Созданный как часть дипломного спектакля на курсе Олега Кудряшова (20-минутный опус "Записки сумасшедшего" игрался как первая часть спектакля "Гоголь. Фантазии"), он вызвал горячий отклик молодой публики и был перенесен на Малую сцену Театра им. Маяковского. Сделать это казалось тем резоннее, что однокашники Туфана актеры Александр Алябьев и Макар Запорожский тоже были приняты в труппу.
Чтобы дух милого студенческого спектакля не улетучился, художник Тимофей Рябушинский создал на Малой сцене аналог 39-й аудитории ГИТИСа. Прежде всего, ее знаменитые двери по центру узкого просцениума, чьи развязные хлопки организуют праздничный и одновременно дразнящий ритм спектакля, к которому подмешиваются итальянские песни и балетные поддержки зависающих в горизонтальных виньетках артистов Сергея Ковалева, Дарьи Хорошиловой и Нияза Гаджиева.
Главный же аттракцион всего спектаклика, выросшего до 50 минут, - Александр Алябьев в роли Поприщина. Точно в пику всем знаменитым, устроенным более или менее серьезно, спектаклям по гоголевской повести (среди них - не только недавний Алексей Девотченко, но и покойный Виктор Гвоздицкий, чьи мучительные откровения поражали в спектакле Камы Гинкаса), этот - сама легкость и сияние простодушной, наивной юности.
Поприщин у Алябьева и Имамутдинова вовсе не маленький, зависший в зависти и кончивший безумием человечек, он - настоящий влюбленный. Белокудрый, точно сошедший с гравюр XVIII века, с широким круглым лицом и открытой улыбкой, с блуждающим взглядом и танцующими отдельно от рук ногами, он понятия не имеет о тех трагических парадоксах и гротескных ухмылках, которыми цивилизация опутала "маленького человека". Его "цивилизация" еще слита с природой, еще невинна и простодушна.

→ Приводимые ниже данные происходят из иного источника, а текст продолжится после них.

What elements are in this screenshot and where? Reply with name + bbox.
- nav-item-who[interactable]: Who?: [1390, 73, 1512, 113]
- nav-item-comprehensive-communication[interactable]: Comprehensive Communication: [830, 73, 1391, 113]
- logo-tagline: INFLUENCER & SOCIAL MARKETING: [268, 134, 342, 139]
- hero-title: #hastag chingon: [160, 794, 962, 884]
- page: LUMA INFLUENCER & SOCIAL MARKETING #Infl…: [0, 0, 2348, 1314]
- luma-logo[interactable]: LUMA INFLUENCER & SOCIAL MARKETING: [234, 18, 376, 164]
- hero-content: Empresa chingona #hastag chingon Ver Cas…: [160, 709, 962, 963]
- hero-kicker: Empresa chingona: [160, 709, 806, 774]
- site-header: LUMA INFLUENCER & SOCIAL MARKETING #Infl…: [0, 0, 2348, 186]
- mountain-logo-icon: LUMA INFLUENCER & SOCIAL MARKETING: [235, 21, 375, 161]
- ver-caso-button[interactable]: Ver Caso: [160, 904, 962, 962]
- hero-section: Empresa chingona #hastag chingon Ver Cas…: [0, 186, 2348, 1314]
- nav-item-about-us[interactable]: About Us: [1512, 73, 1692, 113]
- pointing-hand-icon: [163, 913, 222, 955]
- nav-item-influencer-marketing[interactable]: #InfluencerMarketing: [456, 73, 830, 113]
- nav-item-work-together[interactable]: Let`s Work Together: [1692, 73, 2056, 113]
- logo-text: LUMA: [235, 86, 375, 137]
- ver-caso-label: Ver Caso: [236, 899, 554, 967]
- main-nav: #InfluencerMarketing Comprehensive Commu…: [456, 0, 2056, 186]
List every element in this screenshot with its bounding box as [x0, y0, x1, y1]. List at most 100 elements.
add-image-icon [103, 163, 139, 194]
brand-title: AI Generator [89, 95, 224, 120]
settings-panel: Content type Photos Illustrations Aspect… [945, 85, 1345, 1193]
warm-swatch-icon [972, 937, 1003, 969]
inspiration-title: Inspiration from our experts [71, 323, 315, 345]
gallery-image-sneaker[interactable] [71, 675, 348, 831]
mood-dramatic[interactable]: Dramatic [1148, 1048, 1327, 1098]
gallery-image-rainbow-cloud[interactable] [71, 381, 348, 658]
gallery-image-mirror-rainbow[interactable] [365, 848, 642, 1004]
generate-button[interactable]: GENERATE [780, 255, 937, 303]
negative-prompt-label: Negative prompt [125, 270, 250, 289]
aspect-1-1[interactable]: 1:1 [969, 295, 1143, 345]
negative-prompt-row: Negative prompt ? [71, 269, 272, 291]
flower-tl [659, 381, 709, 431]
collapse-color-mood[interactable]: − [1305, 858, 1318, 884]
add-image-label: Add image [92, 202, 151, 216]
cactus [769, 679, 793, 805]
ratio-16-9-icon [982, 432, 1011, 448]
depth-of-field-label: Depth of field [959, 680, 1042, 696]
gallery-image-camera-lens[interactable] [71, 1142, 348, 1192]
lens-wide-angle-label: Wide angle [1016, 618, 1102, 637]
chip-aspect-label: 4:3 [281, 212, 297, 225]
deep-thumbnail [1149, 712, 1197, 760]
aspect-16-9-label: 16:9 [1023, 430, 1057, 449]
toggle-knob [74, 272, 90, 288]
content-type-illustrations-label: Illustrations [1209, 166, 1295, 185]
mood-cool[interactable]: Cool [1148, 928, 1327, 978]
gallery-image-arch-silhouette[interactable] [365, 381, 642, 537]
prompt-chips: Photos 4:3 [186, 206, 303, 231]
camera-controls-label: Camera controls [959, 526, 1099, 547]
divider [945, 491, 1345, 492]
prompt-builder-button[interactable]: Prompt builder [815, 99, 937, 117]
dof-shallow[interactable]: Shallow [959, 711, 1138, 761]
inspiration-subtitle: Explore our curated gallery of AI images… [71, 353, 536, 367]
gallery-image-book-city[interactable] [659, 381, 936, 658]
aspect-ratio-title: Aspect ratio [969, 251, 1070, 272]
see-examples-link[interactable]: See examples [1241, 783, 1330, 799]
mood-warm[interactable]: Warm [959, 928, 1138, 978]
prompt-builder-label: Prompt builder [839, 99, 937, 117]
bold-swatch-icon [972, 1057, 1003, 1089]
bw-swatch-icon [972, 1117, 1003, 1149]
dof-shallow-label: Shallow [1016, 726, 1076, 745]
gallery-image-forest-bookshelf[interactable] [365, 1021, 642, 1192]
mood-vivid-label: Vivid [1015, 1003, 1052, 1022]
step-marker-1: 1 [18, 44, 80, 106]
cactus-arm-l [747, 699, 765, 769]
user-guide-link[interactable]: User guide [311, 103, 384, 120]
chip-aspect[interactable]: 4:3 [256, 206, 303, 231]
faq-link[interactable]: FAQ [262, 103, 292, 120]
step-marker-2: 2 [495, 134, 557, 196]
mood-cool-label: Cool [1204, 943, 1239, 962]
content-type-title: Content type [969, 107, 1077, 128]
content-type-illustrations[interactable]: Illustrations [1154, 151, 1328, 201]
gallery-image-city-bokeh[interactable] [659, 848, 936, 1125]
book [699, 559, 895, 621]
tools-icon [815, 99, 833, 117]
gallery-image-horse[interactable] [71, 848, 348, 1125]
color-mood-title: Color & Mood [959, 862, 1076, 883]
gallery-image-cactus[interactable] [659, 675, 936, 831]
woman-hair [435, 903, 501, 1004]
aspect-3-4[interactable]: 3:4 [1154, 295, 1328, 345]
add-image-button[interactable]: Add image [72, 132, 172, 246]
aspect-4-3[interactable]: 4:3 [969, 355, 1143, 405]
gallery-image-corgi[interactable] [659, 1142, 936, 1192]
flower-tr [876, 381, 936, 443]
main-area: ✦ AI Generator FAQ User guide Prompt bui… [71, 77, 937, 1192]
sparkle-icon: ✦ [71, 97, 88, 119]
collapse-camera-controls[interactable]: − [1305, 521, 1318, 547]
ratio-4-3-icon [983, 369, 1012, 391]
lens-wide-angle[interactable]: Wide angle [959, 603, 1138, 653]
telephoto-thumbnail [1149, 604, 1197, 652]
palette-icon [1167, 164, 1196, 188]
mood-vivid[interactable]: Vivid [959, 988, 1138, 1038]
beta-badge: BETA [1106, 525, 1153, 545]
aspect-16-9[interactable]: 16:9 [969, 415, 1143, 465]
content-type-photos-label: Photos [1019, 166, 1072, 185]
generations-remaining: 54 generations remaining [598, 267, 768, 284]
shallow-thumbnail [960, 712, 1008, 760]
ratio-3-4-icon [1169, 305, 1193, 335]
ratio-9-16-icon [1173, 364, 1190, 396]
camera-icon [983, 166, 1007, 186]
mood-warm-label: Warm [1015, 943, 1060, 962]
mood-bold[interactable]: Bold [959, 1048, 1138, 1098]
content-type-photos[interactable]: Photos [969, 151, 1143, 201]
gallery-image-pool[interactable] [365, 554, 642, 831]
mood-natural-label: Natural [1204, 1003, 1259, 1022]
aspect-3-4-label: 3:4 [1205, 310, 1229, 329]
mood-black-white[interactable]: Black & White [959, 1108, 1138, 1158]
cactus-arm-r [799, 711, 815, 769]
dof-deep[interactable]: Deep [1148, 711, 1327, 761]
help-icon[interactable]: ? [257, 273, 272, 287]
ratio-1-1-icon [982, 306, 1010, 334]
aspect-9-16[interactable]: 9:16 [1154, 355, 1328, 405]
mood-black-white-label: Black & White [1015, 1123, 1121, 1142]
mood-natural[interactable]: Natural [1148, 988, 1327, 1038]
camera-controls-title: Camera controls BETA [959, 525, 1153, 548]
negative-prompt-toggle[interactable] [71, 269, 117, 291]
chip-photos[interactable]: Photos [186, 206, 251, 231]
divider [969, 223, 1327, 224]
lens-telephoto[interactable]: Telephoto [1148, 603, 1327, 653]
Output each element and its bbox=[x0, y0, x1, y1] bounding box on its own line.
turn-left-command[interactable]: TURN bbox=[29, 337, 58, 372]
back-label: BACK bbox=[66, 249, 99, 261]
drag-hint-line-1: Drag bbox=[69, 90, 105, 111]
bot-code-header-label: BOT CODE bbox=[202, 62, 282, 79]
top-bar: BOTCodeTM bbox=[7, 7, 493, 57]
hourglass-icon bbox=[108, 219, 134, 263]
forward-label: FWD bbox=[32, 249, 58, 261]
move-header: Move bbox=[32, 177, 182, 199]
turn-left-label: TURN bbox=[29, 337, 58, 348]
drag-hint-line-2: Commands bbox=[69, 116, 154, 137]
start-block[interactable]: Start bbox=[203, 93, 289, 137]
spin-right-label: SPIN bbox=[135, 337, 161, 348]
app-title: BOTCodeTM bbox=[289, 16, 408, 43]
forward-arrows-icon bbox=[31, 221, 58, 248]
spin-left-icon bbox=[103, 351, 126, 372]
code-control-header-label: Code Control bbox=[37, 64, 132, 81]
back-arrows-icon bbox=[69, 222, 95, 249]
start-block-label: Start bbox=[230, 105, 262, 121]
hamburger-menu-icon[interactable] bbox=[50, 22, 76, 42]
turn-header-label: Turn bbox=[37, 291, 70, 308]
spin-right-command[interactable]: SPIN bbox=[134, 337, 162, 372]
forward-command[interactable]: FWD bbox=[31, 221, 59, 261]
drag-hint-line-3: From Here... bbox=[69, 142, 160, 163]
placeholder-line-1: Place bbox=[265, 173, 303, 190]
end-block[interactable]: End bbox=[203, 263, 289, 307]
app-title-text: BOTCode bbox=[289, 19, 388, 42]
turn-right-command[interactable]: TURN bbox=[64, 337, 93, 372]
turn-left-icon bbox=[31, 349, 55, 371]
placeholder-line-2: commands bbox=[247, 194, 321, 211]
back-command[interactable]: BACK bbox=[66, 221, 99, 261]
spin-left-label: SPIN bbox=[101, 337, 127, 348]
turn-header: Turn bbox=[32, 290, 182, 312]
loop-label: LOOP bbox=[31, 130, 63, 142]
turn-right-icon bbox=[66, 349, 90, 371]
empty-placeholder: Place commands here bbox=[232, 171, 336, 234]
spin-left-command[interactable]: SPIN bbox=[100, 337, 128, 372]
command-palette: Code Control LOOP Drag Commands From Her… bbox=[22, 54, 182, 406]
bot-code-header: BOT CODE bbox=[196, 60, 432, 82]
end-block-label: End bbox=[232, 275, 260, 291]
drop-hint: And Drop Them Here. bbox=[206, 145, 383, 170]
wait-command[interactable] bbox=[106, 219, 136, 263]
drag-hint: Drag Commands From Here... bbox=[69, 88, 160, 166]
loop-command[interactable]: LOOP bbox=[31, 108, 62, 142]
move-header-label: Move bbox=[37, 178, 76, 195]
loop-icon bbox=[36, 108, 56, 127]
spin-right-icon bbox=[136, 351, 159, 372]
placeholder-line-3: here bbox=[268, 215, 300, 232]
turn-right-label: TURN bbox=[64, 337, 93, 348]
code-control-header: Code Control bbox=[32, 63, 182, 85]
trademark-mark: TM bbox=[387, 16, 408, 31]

Его мечта, его возлюбленная (кукольная Дарья Хорошилова) летает по воздуху с хрустальным возгласом: "Папа!" - под переборы итальянской (не испанской) гитары, вылетает из дверей прямо на него, а он лишь очарованно прислоняется к дверному косяку, вовсе не в гамлетовской позе. Скорее, это поза подпоручика Киже: не было никогда этого очарованного юноши, он лишь летал по полотнищам белой бумаги, внимая поскрипываниям гусиного пера.
Переползя по переулку в соседний театр, дипломный спектакль Туфана Имамутдинова потерял одно существенное качество - легкость и легкомыслие, за которым многое скрыто. Ужас, который подглядывает в щелку за пасторальным юношей, влюбленным в дочку начальника казенного заведения, отступил, оставив на сцене лишь белокурую невинность и легкомыслие. Александр Алябьев - обладатель какого-то слишком уникального дара - пока еще не нашел своего режиссера и вполне рискует остаться в образе милого юноши с полотен рококо. Что именно и до какой степени можно стилизовать в его природе, пока вопрос открытый и обращенный к режиссерской интуиции.
Невнятность режиссерского замысла, скрытая за обаянием дипломного спектакля, на Малой сцене Маяковки обнаружилась в полной мере, превратив школьное событие в проходное явление театрального сезона. Но перенос - дело рискованное. В наступающем году Туфан Имамутдинов приступает к репетициям "Танца Дели" по пьесе Ивана Вырыпаева.